Wolfgang Proske hatte 2019 bei Erscheinen von Band 10 auch ein etwas resignatives Resümee gezogen: Offiziell existiere nach all den Naziverbrechen zwar bis heute "ein grundsätzlicher antifaschistischer Konsens, und das ist gut so". Doch mit dem zeitlichen Abstand zum "Dritten Reich" und unter den Bedingungen einer zunehmend nach rechts tendierenden Mitte der Gesellschaft bröckle diese Einigkeit. NS-Täter-Forscher würden, das bleibe als Erfahrung nach der Beendigung der Buchreihe für das Bundesland Baden-Württemberg als Erkenntnis, "trotz allem mancherorts auch im 21. Jahrhundert als Nestbeschmutzer gelten", so Proske. Und dies gerade dann, wenn sie vor Ort bekannt seien, sich in ihrer Arbeit bewusst demokratisch positionieren und dann auch noch mit neuen, bisher kaum bekannten Ergebnissen aufwarten könnten. "Vorhaltungen liegen offenbar umso näher, je massiver die bisherigen Versäumnisse in der Aufarbeitung sind", resümiert der Herausgeber.
Deswegen fand Proske 2019 ausdrücklich lobende Worte für seine AutorInnen: "Wer sich an diesem Projekt beteiligte, zeigte damit Haltung und Wagemut." Er selbst wurde im August 2021 von Landeswissenschaftsministerin Theresia Bauer (Grüne) für seinen Einsatz zur Aufarbeitung der nationalsozialistischen Vergangenheit im Südwesten mit der Staufermedaille des Landes Baden-Württemberg ausgezeichnet. Doch das scheint ihm – zum Glück – noch nicht genug. Die von ihm initiierte Buchreihe wächst jedenfalls weiter: Band 13 (Niederbayern) und Band 14 (Mittelfranken) sollen im Frühjahr und Sommer 2022 erscheinen.

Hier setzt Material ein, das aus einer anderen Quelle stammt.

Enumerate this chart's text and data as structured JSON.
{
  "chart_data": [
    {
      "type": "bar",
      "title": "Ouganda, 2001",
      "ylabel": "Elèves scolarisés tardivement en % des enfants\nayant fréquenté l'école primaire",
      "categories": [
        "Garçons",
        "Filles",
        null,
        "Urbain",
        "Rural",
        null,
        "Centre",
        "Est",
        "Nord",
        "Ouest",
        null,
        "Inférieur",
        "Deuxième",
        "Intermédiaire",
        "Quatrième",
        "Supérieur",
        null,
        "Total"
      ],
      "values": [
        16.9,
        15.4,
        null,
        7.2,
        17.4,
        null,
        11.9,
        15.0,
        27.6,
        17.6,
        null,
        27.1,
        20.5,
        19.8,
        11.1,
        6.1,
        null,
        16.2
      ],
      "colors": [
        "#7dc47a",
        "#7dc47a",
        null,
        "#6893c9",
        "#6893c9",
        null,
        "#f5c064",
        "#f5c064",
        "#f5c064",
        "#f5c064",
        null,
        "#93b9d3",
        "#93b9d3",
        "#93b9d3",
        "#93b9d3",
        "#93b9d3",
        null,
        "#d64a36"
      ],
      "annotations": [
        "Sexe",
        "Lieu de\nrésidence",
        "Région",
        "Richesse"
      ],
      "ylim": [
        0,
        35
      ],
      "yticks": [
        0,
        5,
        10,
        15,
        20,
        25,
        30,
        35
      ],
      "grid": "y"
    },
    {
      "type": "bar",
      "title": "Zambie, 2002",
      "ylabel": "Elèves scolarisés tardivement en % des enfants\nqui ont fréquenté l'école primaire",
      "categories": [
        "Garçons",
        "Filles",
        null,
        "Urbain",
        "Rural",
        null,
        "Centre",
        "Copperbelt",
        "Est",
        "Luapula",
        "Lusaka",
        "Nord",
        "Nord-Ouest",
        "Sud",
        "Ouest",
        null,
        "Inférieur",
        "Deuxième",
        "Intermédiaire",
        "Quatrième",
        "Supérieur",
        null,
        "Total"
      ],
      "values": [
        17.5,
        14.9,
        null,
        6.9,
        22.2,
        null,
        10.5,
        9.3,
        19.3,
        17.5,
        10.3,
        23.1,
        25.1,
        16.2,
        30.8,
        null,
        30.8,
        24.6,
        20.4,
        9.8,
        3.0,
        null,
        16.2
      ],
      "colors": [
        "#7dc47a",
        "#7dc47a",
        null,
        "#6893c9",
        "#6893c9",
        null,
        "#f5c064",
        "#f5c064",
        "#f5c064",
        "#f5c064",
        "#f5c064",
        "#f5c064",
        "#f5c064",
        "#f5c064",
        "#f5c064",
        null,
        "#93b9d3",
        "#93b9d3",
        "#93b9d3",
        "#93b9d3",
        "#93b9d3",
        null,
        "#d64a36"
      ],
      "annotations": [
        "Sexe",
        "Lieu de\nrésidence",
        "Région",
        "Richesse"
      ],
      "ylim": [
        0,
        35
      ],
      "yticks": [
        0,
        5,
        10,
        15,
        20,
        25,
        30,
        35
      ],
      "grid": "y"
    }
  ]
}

"Täter, Helfer, Trittbrettfahrer Band 11: NS-Belastete aus Nord-Schwaben", hrsg. von Wolfgang Proske, Kugelberg-Verlag, Gerstetten 2021, 375 Seiten, 23,99 Euro; zu bestellen unter www.kugelbergverlag.de oder im Buchhandel.
"Täter, Helfer, Trittbrettfahrer Band 12: NS-Belastete aus dem Allgäu", hrsg. von Wolfgang Proske, Kugelberg-Verlag, Gerstetten 2021, 391 Seiten, 23,99 Euro; zu bestellen unter www.kugelbergverlag.de oder im Buchhandel.